SECOND: That the Board of Directors of the Corporation on December 9, 2015 duly adopted resolutions setting forth a proposed amendment of the Restated Certificate, as heretofore amended, declaring said amendment to be advisable and in the best interests of the Corporation, and authorizing the distribution of a resolution to the stockholders of the Corporation for consideration thereof.
THIRD: That a majority of the stockholders of the Corporation entitled to vote thereon, at the special meeting of the shareholders held on February 12, 2016, voted to authorize said amendment in accordance with the provisions of Section 211 of the General Corporation Law of the State of Delaware.

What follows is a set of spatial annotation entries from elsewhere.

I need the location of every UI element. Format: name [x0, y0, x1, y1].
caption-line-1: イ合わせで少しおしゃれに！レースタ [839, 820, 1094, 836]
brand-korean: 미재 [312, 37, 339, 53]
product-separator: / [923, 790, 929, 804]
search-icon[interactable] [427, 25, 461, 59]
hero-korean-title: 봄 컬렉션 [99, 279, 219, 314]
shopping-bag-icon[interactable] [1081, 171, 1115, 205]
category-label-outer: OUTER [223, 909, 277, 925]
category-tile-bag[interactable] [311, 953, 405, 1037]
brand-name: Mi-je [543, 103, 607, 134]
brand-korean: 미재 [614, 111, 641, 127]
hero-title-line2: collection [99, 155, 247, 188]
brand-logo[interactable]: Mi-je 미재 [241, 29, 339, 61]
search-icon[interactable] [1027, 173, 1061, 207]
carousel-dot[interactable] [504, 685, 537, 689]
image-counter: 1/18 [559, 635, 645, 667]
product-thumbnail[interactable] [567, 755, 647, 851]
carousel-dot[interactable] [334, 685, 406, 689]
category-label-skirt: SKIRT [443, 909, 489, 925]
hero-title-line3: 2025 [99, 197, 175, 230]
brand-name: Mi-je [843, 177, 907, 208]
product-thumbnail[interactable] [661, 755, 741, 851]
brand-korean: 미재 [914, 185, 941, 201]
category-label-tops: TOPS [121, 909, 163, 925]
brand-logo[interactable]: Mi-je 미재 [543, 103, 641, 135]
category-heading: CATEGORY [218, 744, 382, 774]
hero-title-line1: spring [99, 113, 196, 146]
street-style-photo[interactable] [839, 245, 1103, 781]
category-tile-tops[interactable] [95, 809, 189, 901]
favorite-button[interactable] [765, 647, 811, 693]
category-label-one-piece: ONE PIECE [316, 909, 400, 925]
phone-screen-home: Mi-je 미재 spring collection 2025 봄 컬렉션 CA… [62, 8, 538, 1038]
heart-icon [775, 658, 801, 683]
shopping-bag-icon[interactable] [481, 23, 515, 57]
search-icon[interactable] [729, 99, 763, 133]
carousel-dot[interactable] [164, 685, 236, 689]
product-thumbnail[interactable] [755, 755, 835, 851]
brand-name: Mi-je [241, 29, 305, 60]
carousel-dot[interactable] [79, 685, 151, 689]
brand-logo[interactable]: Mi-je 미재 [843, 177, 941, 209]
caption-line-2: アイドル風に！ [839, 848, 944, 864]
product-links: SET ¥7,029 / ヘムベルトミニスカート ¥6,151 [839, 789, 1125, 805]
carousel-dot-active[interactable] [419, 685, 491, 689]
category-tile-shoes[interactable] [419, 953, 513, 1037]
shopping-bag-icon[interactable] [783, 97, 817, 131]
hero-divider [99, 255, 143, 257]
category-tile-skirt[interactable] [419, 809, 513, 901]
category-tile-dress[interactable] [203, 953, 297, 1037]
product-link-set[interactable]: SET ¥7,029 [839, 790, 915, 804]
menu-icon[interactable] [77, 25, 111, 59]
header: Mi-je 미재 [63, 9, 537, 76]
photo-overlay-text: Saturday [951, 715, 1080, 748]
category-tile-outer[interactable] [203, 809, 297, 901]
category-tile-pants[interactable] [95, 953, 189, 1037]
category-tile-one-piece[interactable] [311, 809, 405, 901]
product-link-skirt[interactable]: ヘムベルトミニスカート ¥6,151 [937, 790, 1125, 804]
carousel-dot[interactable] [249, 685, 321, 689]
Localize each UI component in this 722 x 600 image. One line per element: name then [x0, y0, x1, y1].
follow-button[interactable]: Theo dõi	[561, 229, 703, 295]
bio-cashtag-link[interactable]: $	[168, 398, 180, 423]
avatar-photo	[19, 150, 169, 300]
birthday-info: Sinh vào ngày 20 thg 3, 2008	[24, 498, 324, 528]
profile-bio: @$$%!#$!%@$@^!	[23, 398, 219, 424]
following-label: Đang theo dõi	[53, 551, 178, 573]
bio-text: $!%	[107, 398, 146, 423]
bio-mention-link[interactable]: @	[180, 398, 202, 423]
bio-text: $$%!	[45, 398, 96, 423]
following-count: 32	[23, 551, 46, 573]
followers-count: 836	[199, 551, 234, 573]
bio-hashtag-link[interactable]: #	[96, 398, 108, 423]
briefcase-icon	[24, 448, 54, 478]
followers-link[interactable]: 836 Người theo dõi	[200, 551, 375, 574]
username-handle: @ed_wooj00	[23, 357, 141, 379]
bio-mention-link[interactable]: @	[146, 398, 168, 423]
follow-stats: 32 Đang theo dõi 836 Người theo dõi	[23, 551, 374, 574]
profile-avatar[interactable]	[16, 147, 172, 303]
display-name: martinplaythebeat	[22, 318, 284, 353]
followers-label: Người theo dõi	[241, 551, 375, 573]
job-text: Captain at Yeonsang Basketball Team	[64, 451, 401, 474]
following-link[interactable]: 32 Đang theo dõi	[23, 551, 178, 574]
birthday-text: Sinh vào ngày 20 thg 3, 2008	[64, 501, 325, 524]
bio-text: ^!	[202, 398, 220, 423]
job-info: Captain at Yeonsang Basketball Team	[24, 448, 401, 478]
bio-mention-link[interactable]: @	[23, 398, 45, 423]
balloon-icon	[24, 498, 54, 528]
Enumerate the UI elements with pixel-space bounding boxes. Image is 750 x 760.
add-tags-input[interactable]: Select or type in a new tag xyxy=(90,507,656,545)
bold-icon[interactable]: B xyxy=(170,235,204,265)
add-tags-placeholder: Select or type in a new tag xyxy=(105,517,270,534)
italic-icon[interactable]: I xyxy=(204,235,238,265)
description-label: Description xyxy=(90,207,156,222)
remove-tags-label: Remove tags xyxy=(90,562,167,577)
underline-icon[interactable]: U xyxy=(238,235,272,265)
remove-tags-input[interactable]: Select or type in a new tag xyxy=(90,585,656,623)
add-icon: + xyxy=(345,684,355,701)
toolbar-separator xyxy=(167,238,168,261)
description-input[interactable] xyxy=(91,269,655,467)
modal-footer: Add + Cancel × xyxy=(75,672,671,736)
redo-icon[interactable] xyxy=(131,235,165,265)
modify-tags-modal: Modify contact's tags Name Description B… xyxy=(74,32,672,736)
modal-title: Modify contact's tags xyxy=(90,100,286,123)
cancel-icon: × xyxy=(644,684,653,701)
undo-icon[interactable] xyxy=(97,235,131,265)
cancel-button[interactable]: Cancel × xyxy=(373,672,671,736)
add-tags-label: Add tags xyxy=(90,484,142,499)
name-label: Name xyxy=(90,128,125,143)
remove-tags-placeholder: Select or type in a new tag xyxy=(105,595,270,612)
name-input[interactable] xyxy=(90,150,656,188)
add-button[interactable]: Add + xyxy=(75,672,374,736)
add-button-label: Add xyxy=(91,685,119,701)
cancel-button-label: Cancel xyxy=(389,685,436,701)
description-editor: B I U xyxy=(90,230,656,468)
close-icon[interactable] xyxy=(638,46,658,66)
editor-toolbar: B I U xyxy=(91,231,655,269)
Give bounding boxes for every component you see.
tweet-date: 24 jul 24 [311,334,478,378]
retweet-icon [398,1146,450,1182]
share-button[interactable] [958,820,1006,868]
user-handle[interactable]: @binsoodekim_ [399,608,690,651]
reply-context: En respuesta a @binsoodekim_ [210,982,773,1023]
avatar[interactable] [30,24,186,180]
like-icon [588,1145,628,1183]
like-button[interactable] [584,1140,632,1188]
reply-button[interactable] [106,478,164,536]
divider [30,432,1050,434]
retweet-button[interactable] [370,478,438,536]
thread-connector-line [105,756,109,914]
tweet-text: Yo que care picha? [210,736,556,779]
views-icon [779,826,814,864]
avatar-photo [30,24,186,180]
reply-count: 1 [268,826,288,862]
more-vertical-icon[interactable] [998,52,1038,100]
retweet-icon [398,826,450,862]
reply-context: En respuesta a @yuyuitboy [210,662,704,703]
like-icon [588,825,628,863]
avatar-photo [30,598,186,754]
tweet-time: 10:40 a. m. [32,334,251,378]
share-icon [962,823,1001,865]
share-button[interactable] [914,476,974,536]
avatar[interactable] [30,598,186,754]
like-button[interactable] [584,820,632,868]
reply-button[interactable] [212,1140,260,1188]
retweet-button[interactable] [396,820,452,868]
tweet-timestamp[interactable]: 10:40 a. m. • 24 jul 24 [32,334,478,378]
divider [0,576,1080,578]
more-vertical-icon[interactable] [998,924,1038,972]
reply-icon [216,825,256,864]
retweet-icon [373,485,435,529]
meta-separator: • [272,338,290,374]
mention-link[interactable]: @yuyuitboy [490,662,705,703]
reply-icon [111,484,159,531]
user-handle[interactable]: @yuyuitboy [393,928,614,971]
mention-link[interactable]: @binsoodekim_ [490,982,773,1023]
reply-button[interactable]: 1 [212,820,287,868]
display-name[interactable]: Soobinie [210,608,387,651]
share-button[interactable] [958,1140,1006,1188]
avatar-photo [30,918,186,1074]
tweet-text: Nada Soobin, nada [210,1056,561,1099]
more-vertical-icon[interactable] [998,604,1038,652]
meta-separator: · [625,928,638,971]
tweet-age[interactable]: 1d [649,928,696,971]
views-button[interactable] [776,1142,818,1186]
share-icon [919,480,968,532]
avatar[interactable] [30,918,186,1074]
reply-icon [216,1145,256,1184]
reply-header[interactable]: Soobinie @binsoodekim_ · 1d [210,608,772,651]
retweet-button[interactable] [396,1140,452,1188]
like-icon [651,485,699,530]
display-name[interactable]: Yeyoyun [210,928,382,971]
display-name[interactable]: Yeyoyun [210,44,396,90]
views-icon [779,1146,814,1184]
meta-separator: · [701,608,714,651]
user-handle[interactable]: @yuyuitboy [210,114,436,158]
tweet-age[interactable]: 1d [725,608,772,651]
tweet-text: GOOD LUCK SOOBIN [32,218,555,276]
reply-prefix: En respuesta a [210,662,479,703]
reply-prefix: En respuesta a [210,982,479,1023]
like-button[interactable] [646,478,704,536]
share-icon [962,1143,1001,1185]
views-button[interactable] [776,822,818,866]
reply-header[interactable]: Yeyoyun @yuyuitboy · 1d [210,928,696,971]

FOURTH: That the said amendment was duly adopted in accordance with the applicable provisions of Sections 211, 222 and 242 of the General Corporation Law of the State of Delaware. The Restated Certificate is hereby amended as follows:
The introductory paragraph of Article 4 is hereby deleted in its entirety and replaced with the following:
“4. The Corporation shall have authority to issue the total number of One Hundred Million (100,000,000) Shares of the par value of $0.01 per share, amounting in the aggregate to One Million Dollars ($1,000,000), and of such shares, Nine Hundred Ninety-Nine Million Nine Hundred Thousand (999,900,000) shall be designated as Common Stock and One Hundred Thousand (100,000) shall be designated as preferred stock.”
FIFTH: The Restated Certificate is hereby ratified and confirmed in all other respects.